France-based Chomarat reports it has invested in a new carbon multiaxial machine designed for and by the company to increase line productivity during high-speed carbon fiber placement. According to the company, the machine is
10 times more productive than previous generation machines. The purchase is part of the company’s previously announced 35 million euro ($41.2 million) three-year innovation and upgrade investment plan. The machine allows Chomarat to manufacture its C-PLY™ high-performance multiaxial materials in different widths and large volumes in a variety of constructions including isotropic, specific angles ranging from 22.5 to 90 degrees, and thin plies.
“With this new carbon multiaxial, we are boosting our competitive power in France and abroad to meet the needs and requirements of our markets and customers, and also pursuing our innovation strategy,” said Michel Cognet, managing director, Chomarat.
Home Furnishings, Apparel Investments
In news from the home furnishing area, Home Fashions International (HFI) announced that it is expanding its existing operations in Cherokee County, S.C. The $5.5 million investment is expected to create 60 new jobs. According to HFI, over the past two years the company has experienced exponential growth in the outdoor cushion business. The company has purchased a 350,000-square-foot facility in Gaffney, S.C., to accommodate the new manufacturing and shipping location. The new facility, known as Gaffney Manufacturing, will allow the company to quadruple its business over the next five years and reduce its reliance on imported and out-of-state raw materials.
“I have been very happy with both the caliber of the workforce and the business-friendly environment in Cherokee County, S.C.,” said David Li, owner, HFI. “When the business conditions dictated expansion, we considered other locations, but determined that the best course of action was to stay right here where we knew the labor force and business climate would allow us to be successful.”
In other home furnishings news, Atlanta-based The Home Depot® acquired The Company Store, an online retailer of textiles and home décor products, from Hanover Direct in December 2017. The acquisition does not include The Company Store’s five retail locations. Terms of the deal were not disclosed.
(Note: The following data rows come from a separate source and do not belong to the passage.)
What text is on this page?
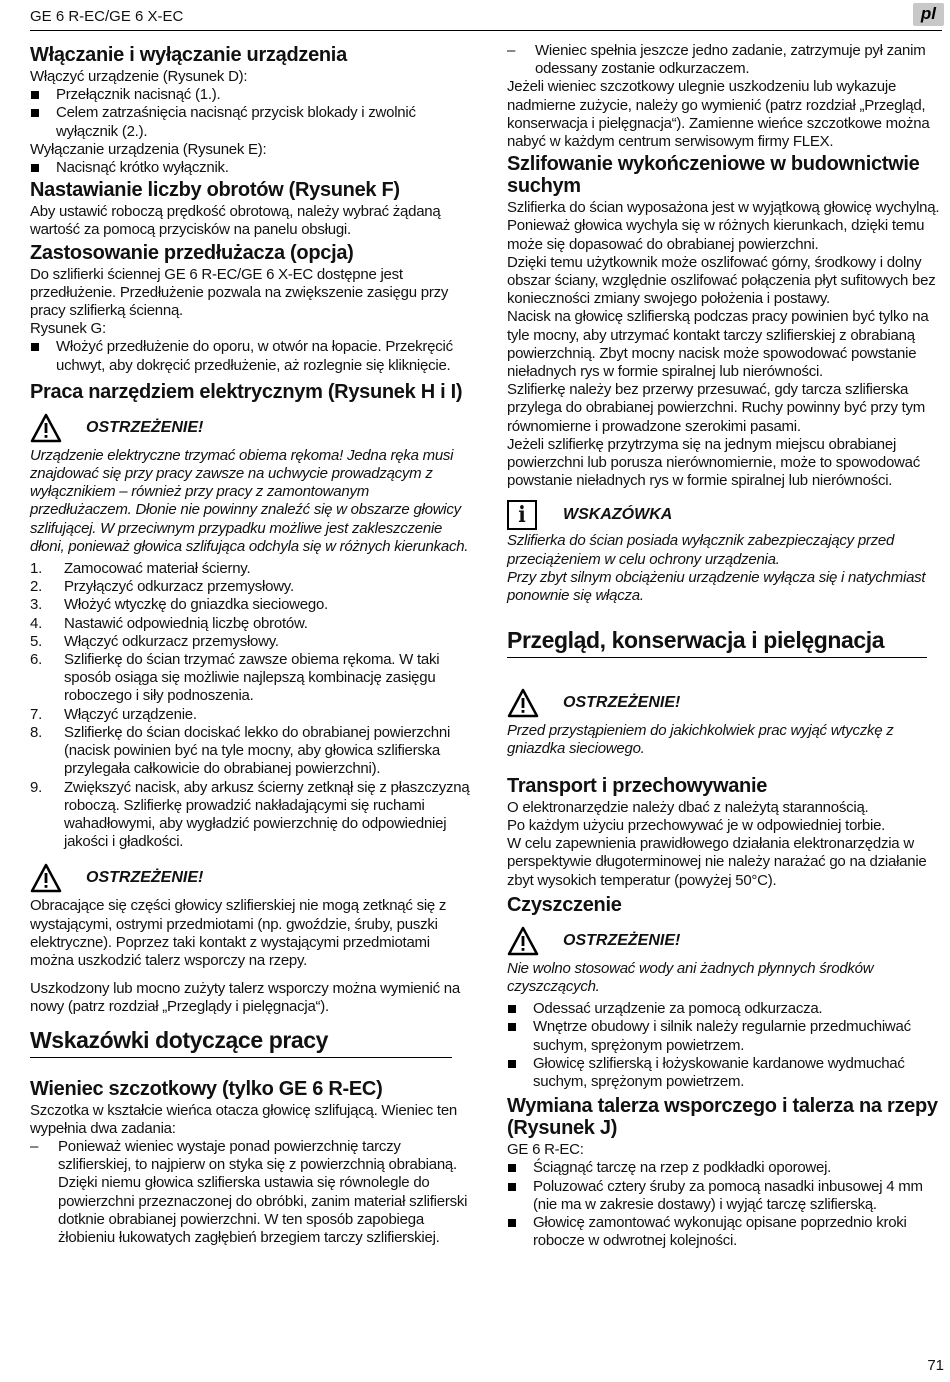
GE 6 R-EC/GE 6 X-EC	pl
Włączanie i wyłączanie urządzenia

Włączyć urządzenie (Rysunek D):

Przełącznik nacisnąć (1.).

Celem zatrzaśnięcia nacisnąć przycisk blokady i zwolnić wyłącznik (2.).

Wyłączanie urządzenia (Rysunek E):

Nacisnąć krótko wyłącznik.

Nastawianie liczby obrotów (Rysunek F)

Aby ustawić roboczą prędkość obrotową, należy wybrać żądaną wartość za pomocą przycisków na panelu obsługi.

Zastosowanie przedłużacza (opcja)

Do szlifierki ściennej GE 6 R-EC/GE 6 X-EC dostępne jest przedłużenie. Przedłużenie pozwala na zwiększenie zasięgu przy pracy szlifierką ścienną.

Rysunek G:

Włożyć przedłużenie do oporu, w otwór na łopacie. Przekręcić uchwyt, aby dokręcić przedłużenie, aż rozlegnie się kliknięcie.

Praca narzędziem elektrycznym (Rysunek H i I)
OSTRZEŻENIE!

Urządzenie elektryczne trzymać obiema rękoma! Jedna ręka musi znajdować się przy pracy zawsze na uchwycie prowadzącym z wyłącznikiem – również przy pracy z zamontowanym przedłużaczem. Dłonie nie powinny znaleźć się w obszarze głowicy szlifującej. W przeciwnym przypadku możliwe jest zakleszczenie dłoni, ponieważ głowica szlifująca odchyla się w różnych kierunkach.

1. Zamocować materiał ścierny.

2. Przyłączyć odkurzacz przemysłowy.

3. Włożyć wtyczkę do gniazdka sieciowego.

4. Nastawić odpowiednią liczbę obrotów.

5. Włączyć odkurzacz przemysłowy.

6. Szlifierkę do ścian trzymać zawsze obiema rękoma. W taki sposób osiąga się możliwie najlepszą kombinację zasięgu roboczego i siły podnoszenia.

7. Włączyć urządzenie.

8. Szlifierkę do ścian dociskać lekko do obrabianej powierzchni (nacisk powinien być na tyle mocny, aby głowica szlifierska przylegała całkowicie do obrabianej powierzchni).

9. Zwiększyć nacisk, aby arkusz ścierny zetknął się z płaszczyzną roboczą. Szlifierkę prowadzić nakładającymi się ruchami wahadłowymi, aby wygładzić powierzchnię do odpowiedniej jakości i gładkości.

OSTRZEŻENIE!

Obracające się części głowicy szlifierskiej nie mogą zetknąć się z wystającymi, ostrymi przedmiotami (np. gwoździe, śruby, puszki elektryczne). Poprzez taki kontakt z wystającymi przedmiotami można uszkodzić talerz wsporczy na rzepy.

Uszkodzony lub mocno zużyty talerz wsporczy można wymienić na nowy (patrz rozdział „Przeglądy i pielęgnacja“).

Wskazówki dotyczące pracy
Wieniec szczotkowy (tylko GE 6 R-EC)

Szczotka w kształcie wieńca otacza głowicę szlifującą. Wieniec ten wypełnia dwa zadania:

– Ponieważ wieniec wystaje ponad powierzchnię tarczy szlifierskiej, to najpierw on styka się z powierzchnią obrabianą. Dzięki niemu głowica szlifierska ustawia się równolegle do powierzchni przeznaczonej do obróbki, zanim materiał szlifierski dotknie obrabianej powierzchni. W ten sposób zapobiega żłobieniu łukowatych zagłębień brzegiem tarczy szlifierskiej.

– Wieniec spełnia jeszcze jedno zadanie, zatrzymuje pył zanim odessany zostanie odkurzaczem.

Jeżeli wieniec szczotkowy ulegnie uszkodzeniu lub wykazuje nadmierne zużycie, należy go wymienić (patrz rozdział „Przegląd, konserwacja i pielęgnacja“). Zamienne wieńce szczotkowe można nabyć w każdym centrum serwisowym firmy FLEX.

Szlifowanie wykończeniowe w budownictwie suchym

Szlifierka do ścian wyposażona jest w wyjątkową głowicę wychylną. Ponieważ głowica wychyla się w różnych kierunkach, dzięki temu może się dopasować do obrabianej powierzchni.

Dzięki temu użytkownik może oszlifować górny, środkowy i dolny obszar ściany, względnie oszlifować połączenia płyt sufitowych bez konieczności zmiany swojego położenia i postawy.

Nacisk na głowicę szlifierską podczas pracy powinien być tylko na tyle mocny, aby utrzymać kontakt tarczy szlifierskiej z obrabianą powierzchnią. Zbyt mocny nacisk może spowodować powstanie nieładnych rys w formie spiralnej lub nierówności.

Szlifierkę należy bez przerwy przesuwać, gdy tarcza szlifierska przylega do obrabianej powierzchni. Ruchy powinny być przy tym równomierne i prowadzone szerokimi pasami.

Jeżeli szlifierkę przytrzyma się na jednym miejscu obrabianej powierzchni lub porusza nierównomiernie, może to spowodować powstanie nieładnych rys w formie spiralnej lub nierówności.

i	WSKAZÓWKA

Szlifierka do ścian posiada wyłącznik zabezpieczający przed przeciążeniem w celu ochrony urządzenia.

Przy zbyt silnym obciążeniu urządzenie wyłącza się i natychmiast ponownie się włącza.

Przegląd, konserwacja i pielęgnacja
OSTRZEŻENIE!

Przed przystąpieniem do jakichkolwiek prac wyjąć wtyczkę z gniazdka sieciowego.

Transport i przechowywanie

O elektronarzędzie należy dbać z należytą starannością.

Po każdym użyciu przechowywać je w odpowiedniej torbie.

W celu zapewnienia prawidłowego działania elektronarzędzia w perspektywie długoterminowej nie należy narażać go na działanie zbyt wysokich temperatur (powyżej 50°C).

Czyszczenie
OSTRZEŻENIE!

Nie wolno stosować wody ani żadnych płynnych środków czyszczących.

Odessać urządzenie za pomocą odkurzacza.

Wnętrze obudowy i silnik należy regularnie przedmuchiwać suchym, sprężonym powietrzem.

Głowicę szlifierską i łożyskowanie kardanowe wydmuchać suchym, sprężonym powietrzem.

Wymiana talerza wsporczego i talerza na rzepy (Rysunek J)

GE 6 R-EC:

Ściągnąć tarczę na rzep z podkładki oporowej.

Poluzować cztery śruby za pomocą nasadki inbusowej 4 mm (nie ma w zakresie dostawy) i wyjąć tarczę szlifierską.

Głowicę zamontować wykonując opisane poprzednio kroki robocze w odwrotnej kolejności.

71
The Home Depot reports that in addition to its success as an online retailer, The Company Store has strong relationships and industry leading capabilities in the development and sourcing of high quality textiles across bedding, bath, and related categories.
“The acquisition of The Company Store provides product development and sourcing capabilities to help us expand our online décor business into broader categories across the entire home,” said Craig Menear, chairman, CEO and president, The Home Depot.
Greensboro, N.C.-based VF Corp. announced that it will open a new distribution center in Jonestown, Pa., in early 2019. VF stated it will invest up to $52 million in the project, which is expected to bring more than 175 new full-time jobs to the area over the next three years.
“As our direct-to-consumer business continues to grow, we see the consumer-focused opportunity to expand our distribution operations so that we can more quickly service our consumers in the Northeastern U.S.,” said Steve Rendle, VF’s chairman, president and CEO.
VF reports it will lease a 500,000-square foot facility in Jonestown to support the distribution of products for its Vans®, The North Face® and Timberland® brands. The lease will begin in July 2018, and the company expects to begin hiring in mid-2018. It is anticipated that the distribution center will be operational in early 2019.
“Originally founded in Pennsylvania, VF has a long history in our state,” said Pennsylvania Governor Tom Wolf. “We’re pleased that VF has chosen to expand on this successful foundation by bringing more than 175 good-paying jobs to families in Lebanon County.”